The Bears were out of timeouts, so they couldn’t challenge the call. There was no booth review either. The ruling stood. Three plays later Loren Langley put the Cougars on top for good with a 17-yard field goal.

What’s the plan?

Reserve quarterback Gary Rogers again went in for a series in the middle of the game and again he led WSU to a touchdown, just as he did against Auburn and Idaho. This time, however, Rogers stayed in the game for a second series.

Rogers threw an interception on his second series near the end of the first half, and Doba said after the game that had Rogers led WSU to another score he would have stayed with the younger quarterback in the second half.

“Gary went back in and threw the pick,” Doba said. “If Alex had really struggled (in the third quarter), we’d have gone back in with Gary again. But we thought Alex was doing OK.

“We don’t talk about hot hands. We’re not talking about playing poker, we’re playing football.”

And Brink ended up catching a big touchdown pass after re-entering the game. Running back Dwight Tardy took a pitch from Brink, then turned and threw it back to a wide-open Brink, who coasted into the end zone for a 4-yard, third-quarter score.

Earlier in the game, WSU had tried a similar play but Brink slipped going for Tardy’s throw and had to fall on the ball for a 14-yard loss.

Line change

In 2005 the Cougars played all but one snap with the same group of five offensive linemen.
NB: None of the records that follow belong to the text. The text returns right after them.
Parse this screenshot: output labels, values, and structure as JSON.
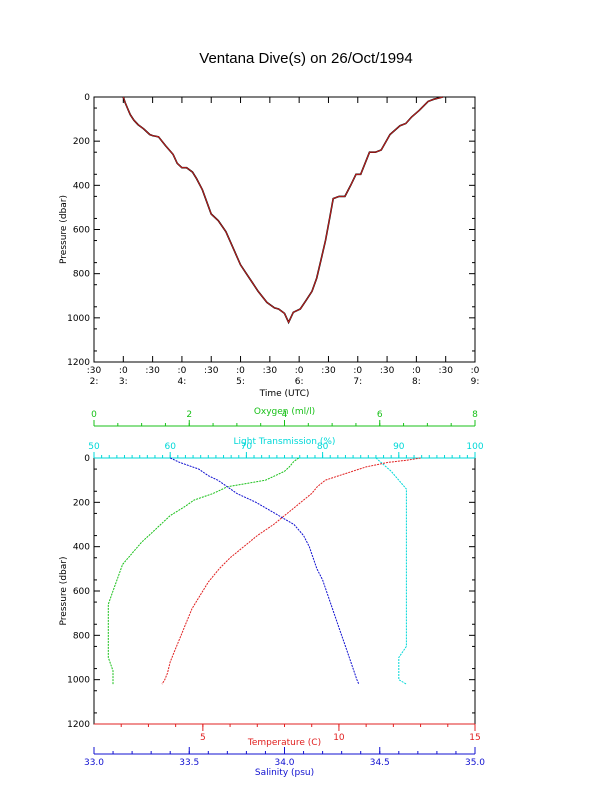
{
  "title": "Ventana Dive(s) on 26/Oct/1994",
  "chart_data": [
    {
      "type": "line",
      "xlabel": "Time (UTC)",
      "ylabel": "Pressure (dbar)",
      "y_ticks": [
        "0",
        "200",
        "400",
        "600",
        "800",
        "1000",
        "1200"
      ],
      "ylim": [
        1200,
        0
      ],
      "x_tick_labels_top": [
        ":30",
        ":0",
        ":30",
        ":0",
        ":30",
        ":0",
        ":30",
        ":0",
        ":30",
        ":0",
        ":30",
        ":0",
        ":30",
        ":0"
      ],
      "x_tick_labels_bottom": [
        "2:",
        "3:",
        "",
        "4:",
        "",
        "5:",
        "",
        "6:",
        "",
        "7:",
        "",
        "8:",
        "",
        "9:"
      ],
      "xlim_hours": [
        2.5,
        9.0
      ],
      "series": [
        {
          "color": "#e02020",
          "x_hours": [
            3.0,
            3.03,
            3.07,
            3.12,
            3.18,
            3.25,
            3.35,
            3.45,
            3.5,
            3.6,
            3.72,
            3.85,
            3.92,
            4.0,
            4.08,
            4.18,
            4.25,
            4.35,
            4.5,
            4.62,
            4.75,
            4.9,
            5.0,
            5.1,
            5.2,
            5.3,
            5.45,
            5.58,
            5.65,
            5.75,
            5.82,
            5.9,
            6.02,
            6.12,
            6.22,
            6.3,
            6.38,
            6.45,
            6.52,
            6.58,
            6.68,
            6.78,
            6.88,
            6.97,
            7.05,
            7.2,
            7.3,
            7.4,
            7.55,
            7.72,
            7.82,
            7.92,
            8.05,
            8.2,
            8.3,
            8.45
          ],
          "pressure": [
            0,
            25,
            50,
            80,
            105,
            125,
            145,
            170,
            175,
            180,
            220,
            260,
            300,
            320,
            320,
            340,
            370,
            420,
            530,
            560,
            610,
            700,
            760,
            800,
            840,
            880,
            930,
            955,
            960,
            980,
            1020,
            975,
            960,
            920,
            880,
            820,
            730,
            650,
            550,
            460,
            450,
            450,
            400,
            350,
            350,
            250,
            250,
            240,
            170,
            130,
            120,
            90,
            60,
            20,
            10,
            0
          ]
        }
      ]
    },
    {
      "type": "line",
      "ylabel": "Pressure (dbar)",
      "y_ticks": [
        "0",
        "200",
        "400",
        "600",
        "800",
        "1000",
        "1200"
      ],
      "ylim": [
        1200,
        0
      ],
      "axes": [
        {
          "label": "Oxygen (ml/l)",
          "color": "#18c018",
          "range": [
            0,
            8
          ],
          "ticks": [
            "0",
            "2",
            "4",
            "6",
            "8"
          ]
        },
        {
          "label": "Light Transmission (%)",
          "color": "#00d8d8",
          "range": [
            50,
            100
          ],
          "ticks": [
            "50",
            "60",
            "70",
            "80",
            "90",
            "100"
          ]
        },
        {
          "label": "Temperature (C)",
          "color": "#e02020",
          "range": [
            1,
            15
          ],
          "ticks": [
            "5",
            "10",
            "15"
          ]
        },
        {
          "label": "Salinity (psu)",
          "color": "#1010d0",
          "range": [
            33.0,
            35.0
          ],
          "ticks": [
            "33.0",
            "33.5",
            "34.0",
            "34.5",
            "35.0"
          ]
        }
      ],
      "series": [
        {
          "axis": "Oxygen (ml/l)",
          "color": "#18c018",
          "pressure": [
            0,
            15,
            40,
            60,
            100,
            130,
            160,
            190,
            220,
            260,
            300,
            340,
            380,
            430,
            480,
            540,
            600,
            660,
            720,
            780,
            840,
            900,
            960,
            1000,
            1020
          ],
          "values": [
            4.3,
            4.2,
            4.1,
            4.0,
            3.6,
            2.8,
            2.5,
            2.1,
            1.9,
            1.6,
            1.4,
            1.2,
            1.0,
            0.8,
            0.6,
            0.5,
            0.4,
            0.3,
            0.3,
            0.3,
            0.3,
            0.3,
            0.4,
            0.4,
            0.4
          ]
        },
        {
          "axis": "Temperature (C)",
          "color": "#e02020",
          "pressure": [
            0,
            10,
            20,
            40,
            60,
            80,
            100,
            130,
            160,
            190,
            220,
            260,
            300,
            350,
            400,
            450,
            500,
            560,
            620,
            680,
            740,
            800,
            860,
            920,
            970,
            1000,
            1020
          ],
          "values": [
            13.0,
            12.5,
            11.8,
            11.0,
            10.5,
            10.0,
            9.5,
            9.2,
            9.0,
            8.7,
            8.4,
            8.0,
            7.6,
            7.0,
            6.5,
            6.0,
            5.6,
            5.2,
            4.9,
            4.6,
            4.4,
            4.2,
            4.0,
            3.8,
            3.7,
            3.6,
            3.5
          ]
        },
        {
          "axis": "Salinity (psu)",
          "color": "#1010d0",
          "pressure": [
            0,
            20,
            50,
            80,
            100,
            130,
            160,
            200,
            250,
            300,
            350,
            400,
            450,
            500,
            550,
            600,
            650,
            700,
            750,
            800,
            850,
            900,
            950,
            1000,
            1020
          ],
          "values": [
            33.4,
            33.45,
            33.55,
            33.6,
            33.65,
            33.7,
            33.75,
            33.85,
            33.95,
            34.05,
            34.1,
            34.13,
            34.15,
            34.17,
            34.2,
            34.22,
            34.24,
            34.26,
            34.28,
            34.3,
            34.32,
            34.34,
            34.36,
            34.38,
            34.39
          ]
        },
        {
          "axis": "Light Transmission (%)",
          "color": "#00d8d8",
          "pressure": [
            0,
            30,
            60,
            100,
            140,
            180,
            220,
            260,
            300,
            400,
            500,
            650,
            750,
            850,
            900,
            950,
            1000,
            1020
          ],
          "values": [
            87,
            88,
            89,
            90,
            91,
            91,
            91,
            91,
            91,
            91,
            91,
            91,
            91,
            91,
            90,
            90,
            90,
            91
          ]
        }
      ]
    }
  ]
}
Not so on Saturday.

Redshirt freshman center Kenny Alfred went in for starter Josh Duin in the game’s second series and played the rest of the way. And starting left tackle Bobby Byrd suffered an MCL sprain in his right knee, forcing reserve Derek Hunter in for almost the entire second half.

“We try to mix it up in practice and get people to work with each other,” said left guard Sean O’Connor, who plays between Byrd and Duin. “As long as we communicate, it really doesn’t matter who we have in there. Obviously, it’s nice to have Bobby, but Derek came in and played great.”

Line coach George Yarno said he wanted to see Alfred in for a game to find out if he was capable of being a starting center, and Alfred seemed to respond with a solid effort.

The severity of Byrd’s injury is unknown, although he spent the rest of the game standing on the sideline with an icepack around the injured knee.

Notes

The attendance for Saturday’s game was 41,358, the lowest of WSU’s five Qwest Field games by nearly 9,000. …. The Cougars are now 4-1 playing on the Seahawks’ home turf. … Doba admitted to a clock management gaffe in the final seconds. The head coach called timeout with 14 seconds left when he could have allowed the clock to run down so the game-winning kick would have come with no time left. Instead, Baylor got the opportunity to return the ensuing kickoff for a score. “Where I screwed up is I should have let the clock run down and kicked it with 2 seconds to go,” he said.